Wendelin Bitzan

Wendelin Bitzan

Präsenzlehre in Pandemiezeiten

Ein anspruchsvolles Hybridsemester an der Robert Schumann Hochschule Düsseldorf hat begonnen. Es gibt ein tragfähiges Hygienekonzept, das ermöglicht, dass ich die meisten meiner Lehrveranstaltungen in den Fächern Satztechnik, Analyse und Gehörbildung in Präsenz anbieten kann. Für das musiktheoretische Propädeutikum, einen Einführungskurs für Studienanfänger_innen im Ergänzungsfach Musikwissenschaft an der Heinrich Heine Universität Düsseldorf, verfolge ich einen zweigleisigen Ansatz: Die rund 70 Erstsemester besuchen entweder eine von drei Präsenzgruppen mit bis zu 15 Teilnehmer_innen oder nehmen an einem asynchronen Online-Lehrangebot teil, das Kurse in Teams und Moodle sowie ein OER-Tutorial auf Wiki-Basis beinhaltet. Dieses Vorgehen verschafft allen die Möglichkeit, während des Wintersemesters die gewünschten Leistungspunkte zu erwerben. Sollten die Infektionsschutzmaßnahmen wieder auf die Hochschulen ausgedehnt werden, müssten wir sämtliche Lehrveranstaltungen in Online-Formate umwandeln – angesichts der bisherigen Erfahrungen bin ich aber zuversichtlich, dass sich angemessene Lösungen für alle Kurse und Prüfungen werden finden lassen.

Gesamte Gesangsgesandte

Nach einem Jahr der Entbehrung jeglicher Sangesaktivität habe ich endlich einen neuen Chor gefunden.

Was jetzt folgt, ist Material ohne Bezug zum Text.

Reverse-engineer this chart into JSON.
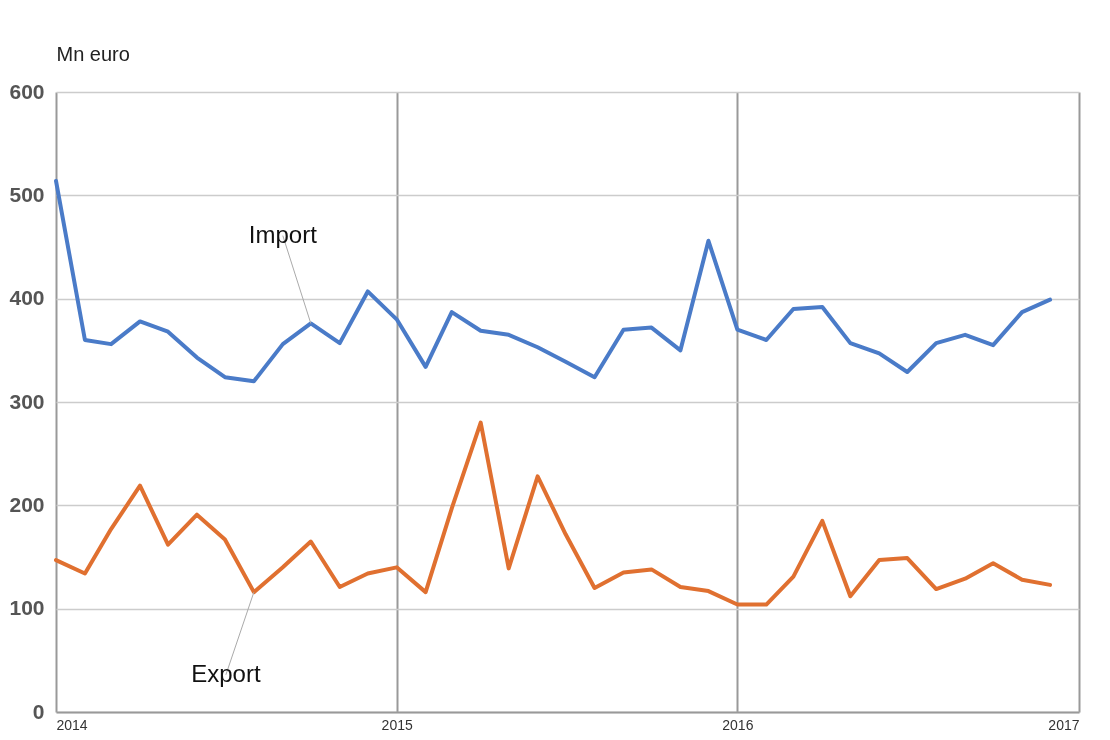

Das Vokalsystem Berlin, ein aufstrebendes und leistungsstarkes junges Ensemble unter der Leitung meines lieben Kollegen Johannes David Wolff, hat mich als neues Mitglied aufgenommen und verschafft mir die reizvolle Aussicht, demnächst an Auführungen mit Musik von Maurice Duruflé, Anders Edenroth, Eric Whitacre, Ola Gjeilo und Yannick Wittmann mitwirken zu dürfen. Bleibt zu hoffen, dass alles so stattfinden kann wie geplant.

Vorstandsamt bei der GMTH

Gestern wurde ich zum Beisitzer im Vorstand der Gesellschaft für Musiktheorie (GMTH), dem Berufsverband der deutschsprachigen Musiktheorie, gewählt. Meine Arbeitsgebiete sind die Interessenvertretung der Lehrbeauftragten in den Fächern Musiktheorie und Gehörbildung sowie die Unterstützung der internationalen Aktivitäten der Gesellschaft. Wenn ihr euch zu einem dieser Themen äußern oder einbringen möchtet, zögert nicht, mit mir Kontakt aufzunehmen. Ich freue mich auf die Zusammenarbeit mit meinen Vorstandskolleg_innen Florian Edler, Sigrun Heinzelmann, Thomas Wozonig, Julia Deppert-Lang, Hans Aerts und Derek Remeš im Laufe der nächsten zwei Jahre.

Beethoven, Taneev, Metner

Ich freue mich, am kommenden Wochenende ein Referat beim Jahreskongress der Gesellschaft für Musiktheorie präsentieren zu dürfen. Dieser wird von der Hochschule für Musik Detmold ausgerichtet, wegen der andauernden Pandemiesituation allerdings als Online-Veranstaltung durchgeführt. Tatsächlich ist der GMTH-Kongress von vier Konferenzen, die ich in diesem Herbst besuchen wollte, die einzige, die tatsächlich stattfindet und nicht verschoben wurde. Ich werde über den Traditionstransfer west- und mitteleuropäischer Konzepte musikalischer Form nach Russland sprechen, insbesondere bezogen auf die Sonatentheorie Sergej Taneevs (die sich primär am Modell der Beethoven’schen Sonaten orientierte) und dessen Einfluss auf seinen Schüler Nikolai Metner. Außerdem werde ich als Chair eine Session zur Didaktik des Musikverstehens und zur digitalen Vermittlung musiktheoretischer Inhalte leiten, worauf ich sehr gespannt bin.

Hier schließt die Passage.